Das rekonstruierte Gesichte | ... und das Original rechts. Auf der Gundlage von CT-Daten bauten die Forscher die Physiognomie des mumifizierten Jungen auf (links). Frisur, Haar- und Augenfarbe beruhen auf seinem antiken Porträt.

Das Ergebnis: eine frappante Ähnlichkeit. Nach Ansicht der Forscher zeige das Porträt sehr wahrscheinlich das Gesicht des mumifizierten Jungen. Der einzige Unterschied sei, dass das Kind im Bild älter wirke als sein rekonstruiertes Konterfei. Das ließ sich auch biometrisch beziffern: Der Abstand der Nasenflügel und auch die Breite des Mundes differieren. Womöglich entsteht daher der Eindruck, das Kind im Gemälde sei etwas älter. Das Wissenschaftlerteam vermutet, dass die Differenzen stilistische Gründe haben, also mit den künstlerischen Konventionen der griechisch-römischen Zeit zusammenhängen.

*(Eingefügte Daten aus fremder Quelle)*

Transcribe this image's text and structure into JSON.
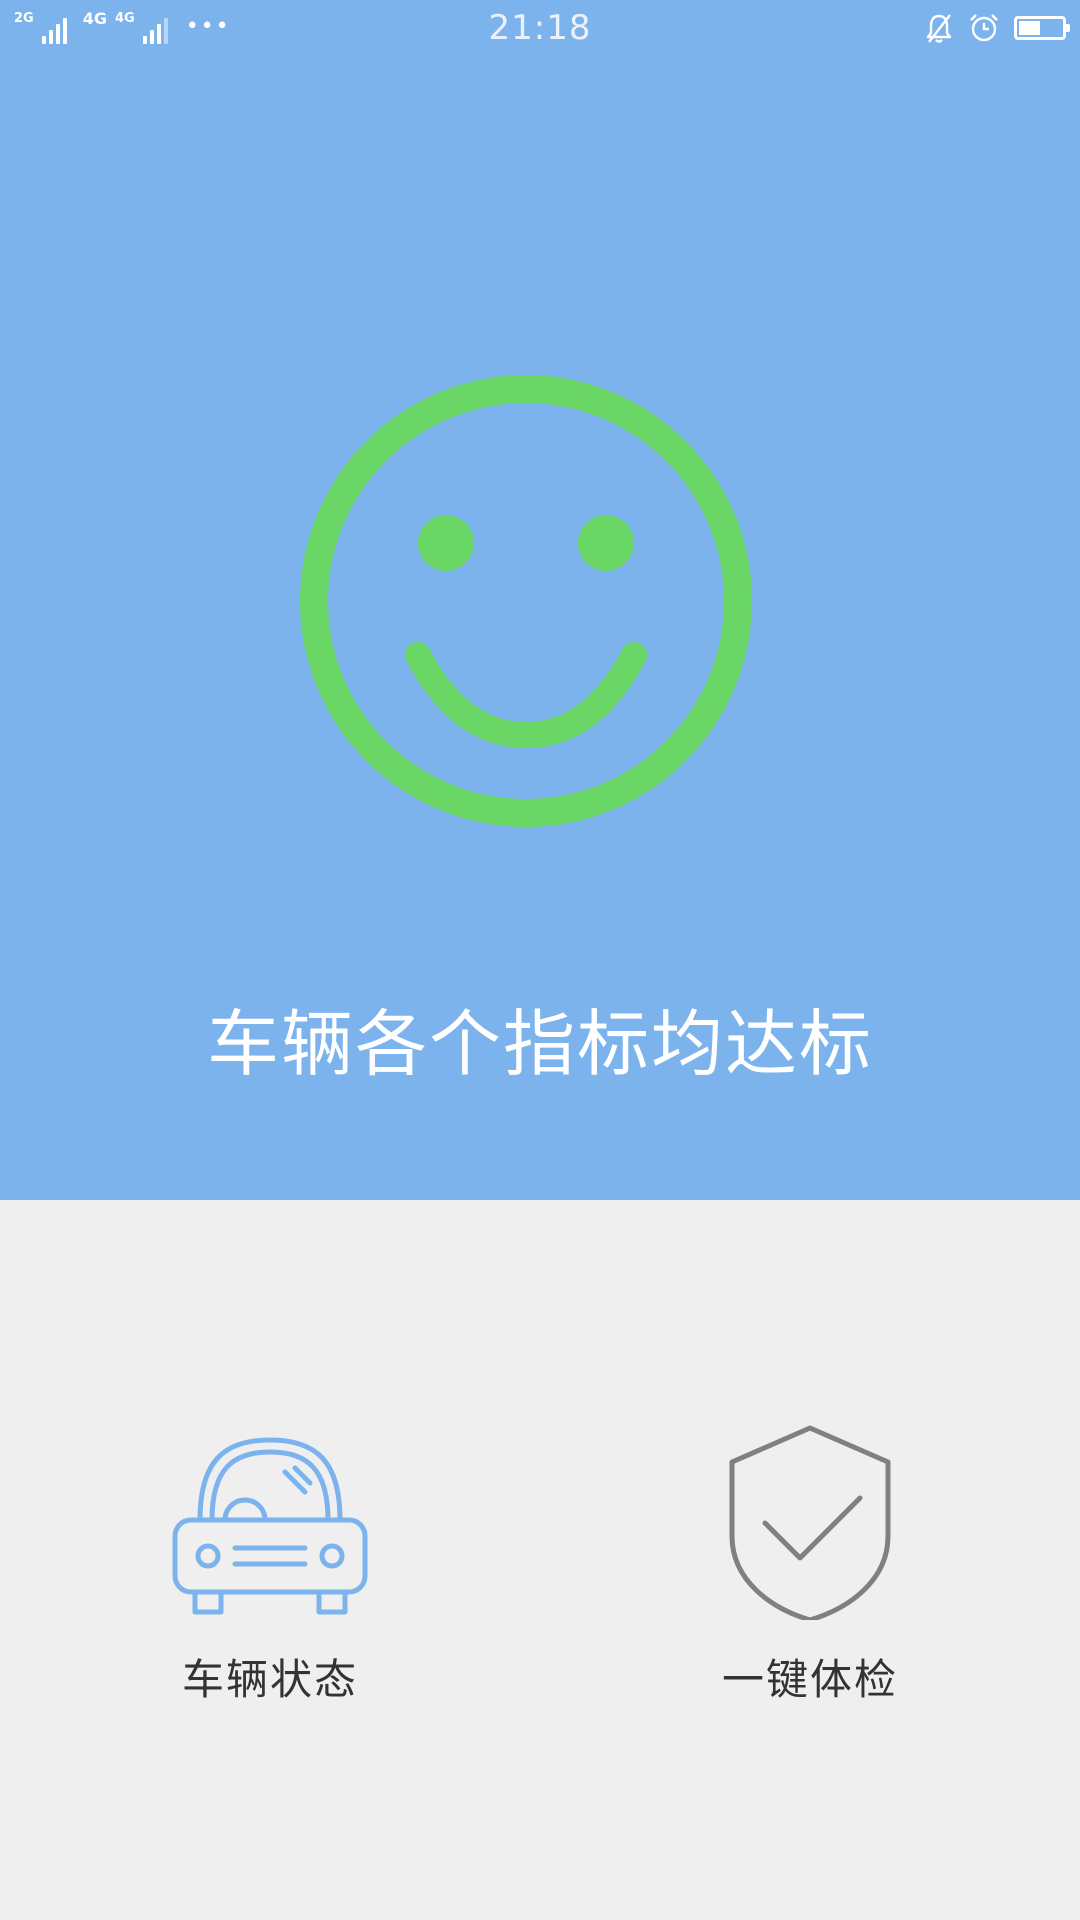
{
  "status_bar": {
    "network_1": "2G",
    "network_2": "4G",
    "network_3": "4G",
    "more_dots": "•••",
    "time": "21:18",
    "icons": [
      "mute-bell-icon",
      "alarm-clock-icon",
      "battery-icon"
    ],
    "battery_level": 0.45
  },
  "top_panel": {
    "background_color": "#7cb3ec",
    "status_icon": "smiley-face-icon",
    "status_icon_color": "#6bd766",
    "message": "车辆各个指标均达标"
  },
  "actions": [
    {
      "label": "车辆状态",
      "icon": "car-icon",
      "icon_color": "#7cb3ec"
    },
    {
      "label": "一键体检",
      "icon": "shield-check-icon",
      "icon_color": "#808080"
    }
  ]
}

Dennoch sehen sich die beiden Gesichter derart ähnlich, dass davon auszugehen sei, dass ein Mumienporträt tatsächlich den verstorbenen Menschen darstellt. Das würde auch bedeuten: Es wurden sehr wahrscheinlich die Toten porträtiert, vielleicht mit Hilfe einer groben Skizze. Jedenfalls liegt es bei dem Jungen nahe anzunehmen, dass von ihm kein altersgleiches Porträt zu Lebzeiten vorlag, für den Fall seines Ablebens. Sondern ein Maler hatte den Jungen gemalt, kurz bevor dieser einbalsamiert wurde.